Minami Fujita (Chapter 4)
Hari berganti. Jam 06.30.
“Gimana kemarin jalan-jalanmu ke Pantai Marina?” tanya Yuri.
“Ah, pantainya jelek sekarang, kak. Nggak ada pasirnya. Kecewa berat aku kemaren,” jawab Minami.
Yuri tertawa puas. “Aku kan punya indra keenam, jadi aku milih untuk chatting lewat internet,” katanya.
“Yah, malah ngetawain, nggak hibur adeknya,”
“Makanya, ikuti hatimu, kaya’ aku gitu,” Yuri tertawa lagi.
Rasanya ingin sekali Minami menceritakan tentang Tommy dan Naka pada Yuri. Tapi tiba-tiba ia mengurungkan niatnya dan menceritakannya suatu kali nanti.
“Ya udah kak, aku mau keluar rumah dulu ya,” kata Minami. “Mau menghabiskan waktu liburan dengan hal-hal yang menyenangkan.”
“Ke pantai lagi? Nggak jera?”
“Badan, badanku, mau aku bawa kemana ya, terserah aku,” Minami menjulurkan lidahnya pada Yuri.
“Kalo papa mama udah balik dari Bali, aku mau ceritain ceritamu ah,” goda Yuri. “Cerita lucu gara-gara pantai yang diharapkan sudah lenyap.” Ia tertawa lagi.
Tanpa berlama-lama lagi, Minami pergi keluar dari kamar Yuri. Ia berjalan keluar rumah dan meregangkan tubuhnya dengan sedikit gerakan senam.
Aku harap, besok kamu kembali lagi kesini dan menemaniku sampai matahari terbenam, ia teringat kembali kata-kata Tommy.
Ia merasa ganjal dengan kata-kata itu. Ia tidak mengerti kenapa Tommy meminta secara detail. Sampai matahari terbenam. Bagaimana kalau sebelum matahari terbenam? Atau malah lewat waktu dari matahari terbenam? Kenapa dia berkata begitu? Pikirnya.
“Aku kesana nggak ya sekarang?” gumamnya. Lalu ia melirik jam tangannya. “Jam tujuh. Cepet banget ya? Perasaan tadi baru setengah tujuh.”
Ia berpikir lagi sejenak. Lalu memutuskan untuk pergi ke rumah Tommy lagi dengan mobilnya.
Ding, dong! Ding, dong!
Minami menekan tombol bel. Ia menunggu dan menunggu sampai pintu dibuka. Tapi sudah sepuluh menit, dan pintu belum dibuka juga.

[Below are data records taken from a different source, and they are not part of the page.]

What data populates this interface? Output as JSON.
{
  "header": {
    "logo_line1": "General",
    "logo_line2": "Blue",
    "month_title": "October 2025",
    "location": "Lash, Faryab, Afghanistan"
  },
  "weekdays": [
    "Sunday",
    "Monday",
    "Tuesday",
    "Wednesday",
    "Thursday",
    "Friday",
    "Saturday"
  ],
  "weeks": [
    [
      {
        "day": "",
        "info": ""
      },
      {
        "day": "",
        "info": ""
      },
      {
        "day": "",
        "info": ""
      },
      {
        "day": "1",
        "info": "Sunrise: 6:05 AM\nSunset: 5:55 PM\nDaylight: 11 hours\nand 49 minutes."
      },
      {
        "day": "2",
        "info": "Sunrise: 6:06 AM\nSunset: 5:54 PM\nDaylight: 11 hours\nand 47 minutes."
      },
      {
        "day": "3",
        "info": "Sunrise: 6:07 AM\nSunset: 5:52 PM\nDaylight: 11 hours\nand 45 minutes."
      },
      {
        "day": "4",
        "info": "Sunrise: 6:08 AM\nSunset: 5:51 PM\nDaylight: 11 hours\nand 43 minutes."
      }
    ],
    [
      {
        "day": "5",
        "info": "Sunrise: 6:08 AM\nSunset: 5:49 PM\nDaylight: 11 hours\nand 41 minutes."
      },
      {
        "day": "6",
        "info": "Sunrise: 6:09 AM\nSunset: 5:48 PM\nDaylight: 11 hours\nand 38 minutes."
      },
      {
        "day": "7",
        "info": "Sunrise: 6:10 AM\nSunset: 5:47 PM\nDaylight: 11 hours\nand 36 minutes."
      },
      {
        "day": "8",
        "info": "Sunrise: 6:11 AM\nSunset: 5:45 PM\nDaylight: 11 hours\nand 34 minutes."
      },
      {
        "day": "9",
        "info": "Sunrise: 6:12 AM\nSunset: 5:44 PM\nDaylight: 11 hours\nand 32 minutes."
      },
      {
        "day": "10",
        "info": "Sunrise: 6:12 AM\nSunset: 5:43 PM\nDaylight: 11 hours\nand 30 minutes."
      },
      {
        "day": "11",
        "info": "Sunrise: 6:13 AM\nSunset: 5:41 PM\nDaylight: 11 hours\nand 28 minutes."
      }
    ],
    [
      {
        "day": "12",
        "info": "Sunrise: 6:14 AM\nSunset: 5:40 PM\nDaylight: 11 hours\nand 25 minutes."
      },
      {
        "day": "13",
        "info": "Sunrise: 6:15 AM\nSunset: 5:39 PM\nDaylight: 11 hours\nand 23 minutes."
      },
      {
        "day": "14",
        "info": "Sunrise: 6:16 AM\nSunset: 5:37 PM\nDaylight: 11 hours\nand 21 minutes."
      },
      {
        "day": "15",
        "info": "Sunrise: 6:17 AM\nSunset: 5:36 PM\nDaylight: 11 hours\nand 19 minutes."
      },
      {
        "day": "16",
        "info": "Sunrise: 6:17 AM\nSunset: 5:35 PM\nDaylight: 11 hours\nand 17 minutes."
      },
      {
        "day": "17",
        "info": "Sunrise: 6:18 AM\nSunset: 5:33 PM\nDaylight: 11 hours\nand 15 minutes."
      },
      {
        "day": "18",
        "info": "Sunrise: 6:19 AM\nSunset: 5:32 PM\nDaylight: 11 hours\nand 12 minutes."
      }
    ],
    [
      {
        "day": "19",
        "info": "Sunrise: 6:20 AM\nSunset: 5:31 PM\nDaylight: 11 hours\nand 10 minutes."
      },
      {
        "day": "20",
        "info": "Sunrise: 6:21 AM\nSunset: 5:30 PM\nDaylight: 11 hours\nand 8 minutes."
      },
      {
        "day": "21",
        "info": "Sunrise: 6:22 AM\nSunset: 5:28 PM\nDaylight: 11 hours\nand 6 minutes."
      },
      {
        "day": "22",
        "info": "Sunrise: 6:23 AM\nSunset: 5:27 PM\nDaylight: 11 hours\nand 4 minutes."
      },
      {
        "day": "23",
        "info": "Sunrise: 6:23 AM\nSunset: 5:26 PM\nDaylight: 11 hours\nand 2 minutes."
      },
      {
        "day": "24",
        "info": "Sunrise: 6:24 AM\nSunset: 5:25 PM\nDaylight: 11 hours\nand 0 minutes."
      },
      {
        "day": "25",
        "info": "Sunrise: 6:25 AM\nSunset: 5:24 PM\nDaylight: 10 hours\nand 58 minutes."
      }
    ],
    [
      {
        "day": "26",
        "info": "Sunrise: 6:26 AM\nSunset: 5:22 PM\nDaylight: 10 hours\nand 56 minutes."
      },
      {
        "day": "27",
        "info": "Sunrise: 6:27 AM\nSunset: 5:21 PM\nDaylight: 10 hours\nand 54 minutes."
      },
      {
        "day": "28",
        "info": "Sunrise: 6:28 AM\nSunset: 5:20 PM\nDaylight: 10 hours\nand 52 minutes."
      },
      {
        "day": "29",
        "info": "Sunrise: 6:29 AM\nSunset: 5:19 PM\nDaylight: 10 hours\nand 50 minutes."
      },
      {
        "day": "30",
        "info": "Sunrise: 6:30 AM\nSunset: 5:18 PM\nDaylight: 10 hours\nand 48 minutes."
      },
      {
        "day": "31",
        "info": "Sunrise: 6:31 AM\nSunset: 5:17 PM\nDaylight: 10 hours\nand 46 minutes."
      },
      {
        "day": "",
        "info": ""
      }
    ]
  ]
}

“Kenapa nggak ada yang bukain pintu?” gumamnya. “Kemana Tommy ato mamanya?”
Ia berjalan ke satu sudut dan melihat. Tidak ada orang. Ia berjalan ke sudut lainnya, dan tidak ada orang juga.
“Tommy!” serunya. “Ada orang di rumah?”
Klek! Pintu terbuka.
“Maaf kalo nunggu lama, aku baru selesai mandi,” Tommy muncul dengan handuk di sekitar lehernya.
“Ya, aku bisa lihat itu,”
“Masuklah,” Tommy membuka pintu lebih lebar dan mengajak Minami masuk.
“Kemana Naka?” tanya Minami sesaat setelah ia duduk.
“Dia pergi sama mamaku ke Jakarta kemarin sore,” jawab Tommy. “Dan pulang bulan depan.”
“Maksudmu kamu sendirian disini selama sebulan?”
Tommy mengangguk. “Itulah kenapa aku minta kamu temenin aku sampe matahari terbenam,” ia menjawab pertanyaan yang Minami utarakan kemarin.
Minami mengangguk-angguk. “Kamu takut sendirian ya?” ledeknya.
“Aku lebih berharap untuk takut daripada kesepian,”
Minami merasa seperti telah menelan ludah yang telah ia buang. “Tommy, maaf,” ia merasa iba pada Tommy.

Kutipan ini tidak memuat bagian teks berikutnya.